Workplace comedies like the office, it’s sometimes said, are really family comedies–only about families of people with almost nothing in common, thrown together by circumstance. Thing is, that often describes actual families as well. So it’s only fitting that the funniest new family comedy of the year, ABC’s Modern Family (Wednesdays, 9 p.m. E.T.), is shot in the same mockumentary style as The Office, with a similar mix of hilarity and heart.
It’s a neat approach, one that emphasizes how understanding the people closest to you–the father who takes a much younger second wife, the defensive gay brother who comes home with an adopted baby from Vietnam, or your newly contrary teenage daughter–can sometimes feel like an anthropology project.

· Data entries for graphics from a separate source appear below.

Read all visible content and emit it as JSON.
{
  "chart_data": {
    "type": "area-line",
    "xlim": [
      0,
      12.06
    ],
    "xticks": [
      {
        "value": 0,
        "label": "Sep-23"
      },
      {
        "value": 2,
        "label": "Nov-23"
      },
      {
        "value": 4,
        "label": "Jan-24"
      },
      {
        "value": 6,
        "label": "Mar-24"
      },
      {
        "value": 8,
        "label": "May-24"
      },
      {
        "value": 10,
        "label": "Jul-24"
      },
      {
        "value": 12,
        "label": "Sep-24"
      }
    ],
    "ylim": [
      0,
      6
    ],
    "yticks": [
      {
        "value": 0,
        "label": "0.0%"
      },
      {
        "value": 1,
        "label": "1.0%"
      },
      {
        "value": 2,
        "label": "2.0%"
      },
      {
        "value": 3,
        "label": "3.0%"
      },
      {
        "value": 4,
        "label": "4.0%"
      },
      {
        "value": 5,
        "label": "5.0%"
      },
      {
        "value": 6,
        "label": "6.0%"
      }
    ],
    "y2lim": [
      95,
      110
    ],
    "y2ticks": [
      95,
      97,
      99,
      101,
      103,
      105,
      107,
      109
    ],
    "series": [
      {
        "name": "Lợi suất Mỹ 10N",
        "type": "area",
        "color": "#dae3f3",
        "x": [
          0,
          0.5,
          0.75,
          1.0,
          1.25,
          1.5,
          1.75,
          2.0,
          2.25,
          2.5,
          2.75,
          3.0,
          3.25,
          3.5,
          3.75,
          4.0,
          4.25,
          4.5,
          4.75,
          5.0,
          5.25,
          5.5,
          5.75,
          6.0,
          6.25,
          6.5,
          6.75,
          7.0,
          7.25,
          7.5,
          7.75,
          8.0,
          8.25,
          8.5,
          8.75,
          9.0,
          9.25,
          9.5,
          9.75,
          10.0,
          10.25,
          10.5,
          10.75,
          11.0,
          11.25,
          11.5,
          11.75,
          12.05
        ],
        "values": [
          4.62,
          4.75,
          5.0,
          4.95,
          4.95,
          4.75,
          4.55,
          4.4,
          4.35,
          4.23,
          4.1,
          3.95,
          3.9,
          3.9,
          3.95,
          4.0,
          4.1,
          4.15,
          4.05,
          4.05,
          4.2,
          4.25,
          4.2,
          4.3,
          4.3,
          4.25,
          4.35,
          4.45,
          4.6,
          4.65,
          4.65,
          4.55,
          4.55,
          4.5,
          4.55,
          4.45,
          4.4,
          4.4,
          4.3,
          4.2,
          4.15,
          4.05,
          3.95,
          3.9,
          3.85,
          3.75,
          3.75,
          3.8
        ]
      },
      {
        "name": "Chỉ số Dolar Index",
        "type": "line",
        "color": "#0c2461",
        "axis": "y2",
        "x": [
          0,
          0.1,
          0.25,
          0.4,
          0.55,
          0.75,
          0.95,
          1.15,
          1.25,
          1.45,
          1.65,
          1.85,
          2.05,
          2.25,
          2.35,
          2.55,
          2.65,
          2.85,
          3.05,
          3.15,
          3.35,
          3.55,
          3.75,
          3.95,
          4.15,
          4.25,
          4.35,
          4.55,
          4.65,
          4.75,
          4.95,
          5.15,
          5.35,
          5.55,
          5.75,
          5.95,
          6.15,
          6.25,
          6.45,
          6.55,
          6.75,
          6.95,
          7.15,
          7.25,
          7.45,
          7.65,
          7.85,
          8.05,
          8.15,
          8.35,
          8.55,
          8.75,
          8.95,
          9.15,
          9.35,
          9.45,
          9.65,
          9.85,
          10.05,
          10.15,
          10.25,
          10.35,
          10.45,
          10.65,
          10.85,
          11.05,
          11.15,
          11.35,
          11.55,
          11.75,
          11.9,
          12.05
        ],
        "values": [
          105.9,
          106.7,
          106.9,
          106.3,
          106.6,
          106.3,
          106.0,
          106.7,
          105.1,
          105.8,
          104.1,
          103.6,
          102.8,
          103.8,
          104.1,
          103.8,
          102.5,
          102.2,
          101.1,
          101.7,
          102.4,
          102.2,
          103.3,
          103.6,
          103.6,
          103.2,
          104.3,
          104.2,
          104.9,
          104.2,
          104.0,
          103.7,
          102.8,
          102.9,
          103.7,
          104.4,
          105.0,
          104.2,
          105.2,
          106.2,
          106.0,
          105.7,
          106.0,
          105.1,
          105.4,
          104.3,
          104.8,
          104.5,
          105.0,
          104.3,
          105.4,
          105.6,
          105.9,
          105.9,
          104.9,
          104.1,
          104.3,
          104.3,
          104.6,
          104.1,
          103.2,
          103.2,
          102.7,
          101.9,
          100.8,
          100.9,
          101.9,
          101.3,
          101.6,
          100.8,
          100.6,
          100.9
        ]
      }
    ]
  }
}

Maybe the most surprising thing about Modern Family is how many laughs it gets out of the most ordinary of its three couples: Phil (Ty Burrell) and Claire (Julie Bowen), overscheduled and driven by competing parenting impulses. She wants to compensate for her wild childhood. “If Haley never wakes up on a beach in Florida half-naked,” she says, “I’ve done my job.” He wants desperately to be cool, mortifying his kids by memorizing every dance move in High School Musical and asserting his (faulty) knowledge of text-message-speak (“WTF: ‘Why the Face?'”).
Claire’s old-fashioned father Jay and his passionate Colombian bride Gloria, meanwhile, light up the screen because of the inspired pairing of character actor Ed O’Neill and comic bombshell Sofia Vergara. It’s Jay’s son Mitchell (Jesse Tyler Ferguson) and his partner Cameron (Eric Stonestreet)–the least conventional couple–who have the most familiar relationship, squabbling and correcting each other as comfortably as retirees on their golden anniversary.
When they spring their adopted baby on the family and the whole messy brood welcomes her–“She’s one of us now! Lemme see the little pot sticker!” Jay declares–it’s a perfect ending for a promising pilot. That’s what family means: the second you join, it’s as if they’ve known you forever. Then you spend the rest of your lives surprising one another.